The upper part of the flowering stems is the plant's inflorescence. Each measures 10–56 cm and has four to twelve groups of flowers spaced well apart. Each group has two attachment points with one two six flowers that all face in one direction away from the stem. Each group of flowers is accompanied by a pair of bracts 1–5.8 cm long. The flowers are variously described as cobalt blue, verging on iridescent purple-blue, and blue to violet. They measure 16–25 millimeters long with an exterior covered in glandular hairs, but hairless or only having a few glandular hairs inside the floral tube. The two upwards pointing lobes at the mouth of the flower are just 4 mm long while the lower three are longer. The stamens and the single staminode do not extend out of the mouth of the flower. The staminode is 9–11 mm long and somewhat covered in yellow hairs that are 1 mm long. In its native habitat it blooms as early as June or as late as August.

The fruit is a capsule 8–10 mm long by 4–6 mm wide.

==Taxonomy==
Penstemon mensarum was scientifically described and named by Francis Whittier Pennell in 1920. The type specimen was collected by Arthur F. McDuffie on 15 July 1912 in what is now Grand Mesa National Forest. It is part of the genus Penstemon within the family Plantaginaceae. It has no accepted subspecies and no botanical synonyms. According to a 2016 study it is most closely related to Halls alpine penstemon (Penstemon hallii) and upland penstemon (Penstemon saxosorum). However, an earlier 2006 study found it most closely related to the pinto penstemon, though still part of a clade with P. saxosorum but also including Harrington's penstemon (Penstemon harringtonii).

===Names===
The species name, mensarum means "of the table" in Botanical Latin as a reference to it being found on Grand Mesa in Colorado. Similarly, it is known by the common names Grand Mesa penstemon and Grand Mesa beardtongue. It is also called the tiger beardtongue.

==Range and habitat==
Grand Mesa penstemons are endemic to the state of Colorado in the western United States. There it is only certainly documented in three Western Slope counties: Mesa, Delta, and Gunnison. However, there is uncertain evidence for it also beinf found in Garfield, Montrose, and Pitkin counties. There are only nine occurrences that are documented as being in good or excellent health and another 30 that have not been recently documented or surveyed. Within their range they grow above 2200 m up to elevations of around 3000 m.
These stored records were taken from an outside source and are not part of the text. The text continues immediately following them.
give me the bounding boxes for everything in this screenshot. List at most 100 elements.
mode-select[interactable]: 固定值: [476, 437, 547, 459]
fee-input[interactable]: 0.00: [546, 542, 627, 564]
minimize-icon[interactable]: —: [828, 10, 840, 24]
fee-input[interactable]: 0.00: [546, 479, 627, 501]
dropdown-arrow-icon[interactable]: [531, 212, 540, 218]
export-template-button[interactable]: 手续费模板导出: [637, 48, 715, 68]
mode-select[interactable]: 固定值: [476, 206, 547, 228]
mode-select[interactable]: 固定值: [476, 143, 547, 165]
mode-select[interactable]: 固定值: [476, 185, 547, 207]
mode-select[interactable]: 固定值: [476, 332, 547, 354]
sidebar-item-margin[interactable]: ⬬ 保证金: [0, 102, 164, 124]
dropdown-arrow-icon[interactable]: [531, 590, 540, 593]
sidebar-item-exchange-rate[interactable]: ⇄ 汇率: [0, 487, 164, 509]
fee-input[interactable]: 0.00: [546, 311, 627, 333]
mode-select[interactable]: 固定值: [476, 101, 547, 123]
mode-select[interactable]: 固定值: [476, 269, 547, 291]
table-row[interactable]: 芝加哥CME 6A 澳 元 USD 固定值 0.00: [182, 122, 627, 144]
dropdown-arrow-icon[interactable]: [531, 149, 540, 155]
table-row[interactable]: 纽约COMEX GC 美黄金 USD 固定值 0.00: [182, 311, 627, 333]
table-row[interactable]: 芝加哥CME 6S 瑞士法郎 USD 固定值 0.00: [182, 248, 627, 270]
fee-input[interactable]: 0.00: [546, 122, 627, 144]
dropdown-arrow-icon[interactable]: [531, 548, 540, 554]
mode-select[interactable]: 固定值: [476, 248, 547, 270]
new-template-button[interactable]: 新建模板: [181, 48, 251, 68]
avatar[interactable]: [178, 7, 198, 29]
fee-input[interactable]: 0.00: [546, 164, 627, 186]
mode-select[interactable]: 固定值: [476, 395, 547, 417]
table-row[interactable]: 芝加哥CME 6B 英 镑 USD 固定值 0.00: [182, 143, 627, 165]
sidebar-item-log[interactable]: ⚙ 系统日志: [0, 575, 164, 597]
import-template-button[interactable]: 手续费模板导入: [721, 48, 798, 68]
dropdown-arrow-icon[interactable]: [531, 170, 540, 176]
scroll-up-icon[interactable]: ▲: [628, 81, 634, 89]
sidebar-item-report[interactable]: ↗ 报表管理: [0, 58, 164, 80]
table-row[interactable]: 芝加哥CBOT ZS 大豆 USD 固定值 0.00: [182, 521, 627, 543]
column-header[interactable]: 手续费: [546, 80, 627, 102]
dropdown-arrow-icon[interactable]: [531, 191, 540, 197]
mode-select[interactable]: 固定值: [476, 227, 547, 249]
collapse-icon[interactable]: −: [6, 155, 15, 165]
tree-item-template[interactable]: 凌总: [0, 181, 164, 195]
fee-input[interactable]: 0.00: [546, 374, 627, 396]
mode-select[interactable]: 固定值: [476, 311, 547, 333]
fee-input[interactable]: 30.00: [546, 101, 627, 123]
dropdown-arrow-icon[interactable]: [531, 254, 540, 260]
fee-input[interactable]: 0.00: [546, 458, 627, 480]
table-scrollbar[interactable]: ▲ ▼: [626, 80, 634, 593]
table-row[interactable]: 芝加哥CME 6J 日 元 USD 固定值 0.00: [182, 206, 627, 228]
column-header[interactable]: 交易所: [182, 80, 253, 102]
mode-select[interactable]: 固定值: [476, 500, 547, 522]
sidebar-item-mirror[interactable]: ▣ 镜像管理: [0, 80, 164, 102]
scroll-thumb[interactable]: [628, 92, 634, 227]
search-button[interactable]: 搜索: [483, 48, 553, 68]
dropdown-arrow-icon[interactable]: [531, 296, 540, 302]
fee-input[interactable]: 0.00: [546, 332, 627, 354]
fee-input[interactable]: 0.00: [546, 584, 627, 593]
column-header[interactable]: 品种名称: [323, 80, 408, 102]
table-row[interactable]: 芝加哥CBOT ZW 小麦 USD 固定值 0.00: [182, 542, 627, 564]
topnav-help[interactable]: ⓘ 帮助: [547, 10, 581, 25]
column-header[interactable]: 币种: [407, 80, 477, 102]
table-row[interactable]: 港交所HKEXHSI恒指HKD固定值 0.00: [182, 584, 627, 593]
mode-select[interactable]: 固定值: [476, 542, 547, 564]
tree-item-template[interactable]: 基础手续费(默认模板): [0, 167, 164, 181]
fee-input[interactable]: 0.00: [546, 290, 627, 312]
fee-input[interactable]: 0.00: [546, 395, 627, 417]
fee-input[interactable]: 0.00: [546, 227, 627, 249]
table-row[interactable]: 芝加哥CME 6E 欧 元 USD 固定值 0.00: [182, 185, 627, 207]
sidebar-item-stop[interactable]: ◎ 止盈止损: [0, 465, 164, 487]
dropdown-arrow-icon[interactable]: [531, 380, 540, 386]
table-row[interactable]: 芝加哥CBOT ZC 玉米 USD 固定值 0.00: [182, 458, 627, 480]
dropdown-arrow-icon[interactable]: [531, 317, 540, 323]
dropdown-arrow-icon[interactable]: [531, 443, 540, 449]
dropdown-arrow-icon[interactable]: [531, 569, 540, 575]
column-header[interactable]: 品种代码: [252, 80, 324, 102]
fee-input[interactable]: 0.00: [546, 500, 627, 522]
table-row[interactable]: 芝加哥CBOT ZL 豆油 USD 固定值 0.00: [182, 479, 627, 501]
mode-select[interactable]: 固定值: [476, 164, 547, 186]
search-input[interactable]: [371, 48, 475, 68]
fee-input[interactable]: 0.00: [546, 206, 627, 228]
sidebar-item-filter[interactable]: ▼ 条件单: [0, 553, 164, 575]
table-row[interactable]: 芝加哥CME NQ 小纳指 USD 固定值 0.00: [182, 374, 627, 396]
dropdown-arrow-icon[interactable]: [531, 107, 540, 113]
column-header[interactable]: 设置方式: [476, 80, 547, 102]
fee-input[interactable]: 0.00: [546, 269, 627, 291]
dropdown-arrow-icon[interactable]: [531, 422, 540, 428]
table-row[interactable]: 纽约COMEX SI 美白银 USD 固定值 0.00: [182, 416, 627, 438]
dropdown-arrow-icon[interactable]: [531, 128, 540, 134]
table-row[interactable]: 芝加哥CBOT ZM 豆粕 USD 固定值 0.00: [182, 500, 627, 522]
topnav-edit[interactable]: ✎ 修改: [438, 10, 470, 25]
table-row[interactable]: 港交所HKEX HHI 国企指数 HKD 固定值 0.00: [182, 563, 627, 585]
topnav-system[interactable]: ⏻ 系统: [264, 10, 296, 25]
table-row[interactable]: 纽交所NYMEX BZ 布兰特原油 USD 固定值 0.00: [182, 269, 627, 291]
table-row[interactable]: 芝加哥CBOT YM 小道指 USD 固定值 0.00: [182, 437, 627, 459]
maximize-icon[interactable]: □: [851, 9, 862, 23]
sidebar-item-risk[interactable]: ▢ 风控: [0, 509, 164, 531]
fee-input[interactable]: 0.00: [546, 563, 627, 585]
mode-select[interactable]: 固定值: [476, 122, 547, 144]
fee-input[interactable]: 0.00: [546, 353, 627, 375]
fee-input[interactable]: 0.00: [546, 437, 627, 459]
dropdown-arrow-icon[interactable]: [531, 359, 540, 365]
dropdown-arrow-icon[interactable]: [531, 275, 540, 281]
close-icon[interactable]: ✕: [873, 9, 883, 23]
It grows in openings between quaking aspen groves and the sagebrush steppes. Like the Rocky Mountain penstemon it is often found growing in roadcuts in its mountain habitat.

===Conservation===
In 2023 NatureServe evaluated Grand Mesa penstemon and rated it as vulnerable at both the global and state level due to its limited range. Though the majority of documented populations are found on Forest Service lands it will probably be impacted by climate change.

==Cultivation==
Grand Mesa penstemons were being listed in books on rock gardening as early as 1937. It is fairly adaptable and is used in rock gardens, xeriscape plantings, and perennial borders. They will tolerate clay, loam, or sandy soils and require modest amounts of water to dry conditions. In garden conditions it is fairly long lived and long blooming. Though tolerant of cloudy and rainy weather, Grand Mesa penstemons require part-sun to full sun exposure.

If the flowering stems are cut back after blooming, but before energy is put into developing seeds, then the plant will produce more flowers in the next spring. Plants are propagated by seed or by stem cuttings using rooting hormones.